The Navy will start with changing its sleep schedules, according to Naval Surface Force-Pacific commander Vice Adm. Tom Rowden’s on Sept. 19, giving overworked sailors a chance to actually get some rest between long watches.

“We will institute circadian rhythm” — which typically means an acknowledgment of the body’s 24-hour cycle — “in our watchbills and shipboard routines,” said Rowden, who is retiring early for reasons unknown. “Many units are already utilizing circadian rhythm, and I realize the pace of operations might dictate some modifications to the manner in which circadian rhythm is implemented.”

For Rowden, the needs of the sailors have too long been overlooked, and his remarks came a day after lawmakers, led by Sen. John McCain, grilled Navy officials regarding the routine burdens of the 100-hour work-week frequently faced by sailors.

“As stated in previous warfighting serials, personal readiness is equally important as material readiness,” Rowden said. “Additional guidance and implementation tools will be forthcoming.”

According to memos uncovered by Navy Times, skippers have been granted a number of options for watch schedules, which will better adhere to the sailors’ natural rhythms.

The Navy’s exhaustion is no secret. The RAND Corporation performed a two-year sleep study of the services in 2015, and found “a high prevalence of insufficient sleep duration, poor sleep quality, daytime sleepiness, fatigue, and nightmares,” Task & Purpose previously reported in August. And the Navy was among the hardest hit: In particular sailors with multiple prior deployments “had greater sleep-related daytime impairment” than those without.

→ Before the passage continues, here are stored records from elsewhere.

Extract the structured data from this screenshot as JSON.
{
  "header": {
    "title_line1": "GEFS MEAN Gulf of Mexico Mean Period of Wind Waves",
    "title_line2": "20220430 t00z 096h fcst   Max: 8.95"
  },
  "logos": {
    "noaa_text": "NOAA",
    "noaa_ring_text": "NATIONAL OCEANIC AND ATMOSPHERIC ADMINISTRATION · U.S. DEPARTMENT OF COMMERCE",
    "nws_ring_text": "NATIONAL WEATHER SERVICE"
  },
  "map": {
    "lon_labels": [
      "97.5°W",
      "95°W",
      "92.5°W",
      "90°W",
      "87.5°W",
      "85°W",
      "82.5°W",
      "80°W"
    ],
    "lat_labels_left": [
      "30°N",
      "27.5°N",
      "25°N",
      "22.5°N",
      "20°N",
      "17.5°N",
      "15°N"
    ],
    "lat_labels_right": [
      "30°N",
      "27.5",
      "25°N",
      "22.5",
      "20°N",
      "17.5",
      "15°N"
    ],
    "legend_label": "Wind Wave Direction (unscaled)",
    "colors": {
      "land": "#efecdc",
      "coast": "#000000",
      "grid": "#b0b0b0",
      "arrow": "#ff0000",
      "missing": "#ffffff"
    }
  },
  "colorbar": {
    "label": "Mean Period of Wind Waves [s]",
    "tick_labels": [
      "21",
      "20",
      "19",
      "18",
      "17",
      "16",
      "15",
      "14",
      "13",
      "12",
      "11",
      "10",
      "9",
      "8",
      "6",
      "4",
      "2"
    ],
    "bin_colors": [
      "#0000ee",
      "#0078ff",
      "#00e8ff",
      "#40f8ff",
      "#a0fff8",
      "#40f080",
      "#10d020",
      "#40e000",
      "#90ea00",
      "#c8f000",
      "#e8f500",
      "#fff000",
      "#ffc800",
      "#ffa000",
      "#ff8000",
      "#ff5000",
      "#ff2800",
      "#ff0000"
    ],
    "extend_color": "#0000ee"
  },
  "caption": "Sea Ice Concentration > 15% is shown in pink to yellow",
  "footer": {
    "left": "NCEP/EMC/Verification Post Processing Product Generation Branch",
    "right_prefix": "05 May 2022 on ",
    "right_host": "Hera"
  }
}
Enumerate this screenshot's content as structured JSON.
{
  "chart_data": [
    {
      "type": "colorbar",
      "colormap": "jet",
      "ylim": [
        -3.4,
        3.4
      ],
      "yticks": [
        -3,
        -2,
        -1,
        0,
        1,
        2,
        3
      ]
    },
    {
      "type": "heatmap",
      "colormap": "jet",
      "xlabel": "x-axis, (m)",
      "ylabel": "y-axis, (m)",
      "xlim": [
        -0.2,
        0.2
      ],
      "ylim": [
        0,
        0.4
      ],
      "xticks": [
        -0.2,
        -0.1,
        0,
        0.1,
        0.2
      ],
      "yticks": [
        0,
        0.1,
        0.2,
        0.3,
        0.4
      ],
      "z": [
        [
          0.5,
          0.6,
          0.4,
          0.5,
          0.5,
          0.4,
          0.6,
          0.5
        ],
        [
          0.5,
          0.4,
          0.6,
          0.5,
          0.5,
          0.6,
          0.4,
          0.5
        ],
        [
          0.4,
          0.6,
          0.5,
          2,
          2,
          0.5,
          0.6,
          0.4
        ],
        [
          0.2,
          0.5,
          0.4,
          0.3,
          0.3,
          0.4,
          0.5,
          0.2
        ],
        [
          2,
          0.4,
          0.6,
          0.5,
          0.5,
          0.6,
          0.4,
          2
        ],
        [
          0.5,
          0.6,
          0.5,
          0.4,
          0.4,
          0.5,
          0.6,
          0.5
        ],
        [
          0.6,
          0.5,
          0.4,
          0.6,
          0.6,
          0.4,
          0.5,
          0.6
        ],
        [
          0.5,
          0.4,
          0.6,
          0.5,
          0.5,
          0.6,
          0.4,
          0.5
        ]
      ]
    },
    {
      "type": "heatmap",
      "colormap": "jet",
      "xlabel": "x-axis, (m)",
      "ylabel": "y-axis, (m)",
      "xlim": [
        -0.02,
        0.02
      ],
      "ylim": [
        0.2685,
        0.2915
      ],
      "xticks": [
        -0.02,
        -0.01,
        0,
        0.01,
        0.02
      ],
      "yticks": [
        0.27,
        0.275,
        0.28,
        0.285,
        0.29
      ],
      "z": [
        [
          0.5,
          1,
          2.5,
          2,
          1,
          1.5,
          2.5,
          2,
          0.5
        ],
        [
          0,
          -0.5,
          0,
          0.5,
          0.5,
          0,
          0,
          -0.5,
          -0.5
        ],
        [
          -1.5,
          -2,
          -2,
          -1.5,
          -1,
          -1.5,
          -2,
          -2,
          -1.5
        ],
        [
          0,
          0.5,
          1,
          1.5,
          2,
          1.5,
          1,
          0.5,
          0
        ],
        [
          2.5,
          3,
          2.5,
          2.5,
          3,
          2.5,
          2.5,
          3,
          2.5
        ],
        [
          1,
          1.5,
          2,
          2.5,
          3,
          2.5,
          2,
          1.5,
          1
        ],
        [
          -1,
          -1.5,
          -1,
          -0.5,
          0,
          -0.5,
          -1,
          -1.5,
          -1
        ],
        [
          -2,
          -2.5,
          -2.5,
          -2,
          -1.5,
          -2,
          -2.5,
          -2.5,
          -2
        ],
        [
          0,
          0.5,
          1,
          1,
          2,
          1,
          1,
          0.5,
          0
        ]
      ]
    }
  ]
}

For Navy officials, this is an obvious problem for a 7th Fleet tasked with keeping a bellicose North Korea at bay. “Fatigue has measurable negative effects on readiness, effectiveness and safety,” Rowden said of the Navy’s sleep schedules in 2016. “After a day without sleep, human performance drops to dangerously ineffective levels.”

The Navy isn’t just taking a long, hard look at lack of sleep. On Sept. 18, two senior officers — Rear Adm. Charles Williams and Capt. Jeffrey Bennett —in the 7th Fleet were also removed for “a loss of confidence in their ability to command,” CNBC reported. These departures follow a perceived lack of leadership in Williams, chief of the Navy’s largest battle force, and doubts that Bennett could continue commanding the destroyer squadrons under the 7th Fleet.

Training remains a major issue. By June, a third of warfare training certifications for the Navy’s destroyers and cruisers in Japan had expired, CNN reported after obtaining numbers from a Government Accountability office study on the Pacific Fleet was released. And Rowden said the Navy is taking all these issues into account.

“We must take every opportunity to evaluate how we are executing our core competencies, and improve at every turn,” he said. “As a community, we will always make the course corrections necessary to safely conduct operations at sea.”

(Update: This post has been correct the fact that Vice Adm. Rowden’s comments came from an All Naval Surface Forces Memo dated Sep. 19, not a Sep. 20 farewell address. It has also been updated to reflect that Rowden’s request for early retirement would release him from the service several months before his planned separation date, not a year early, as was previously stated.)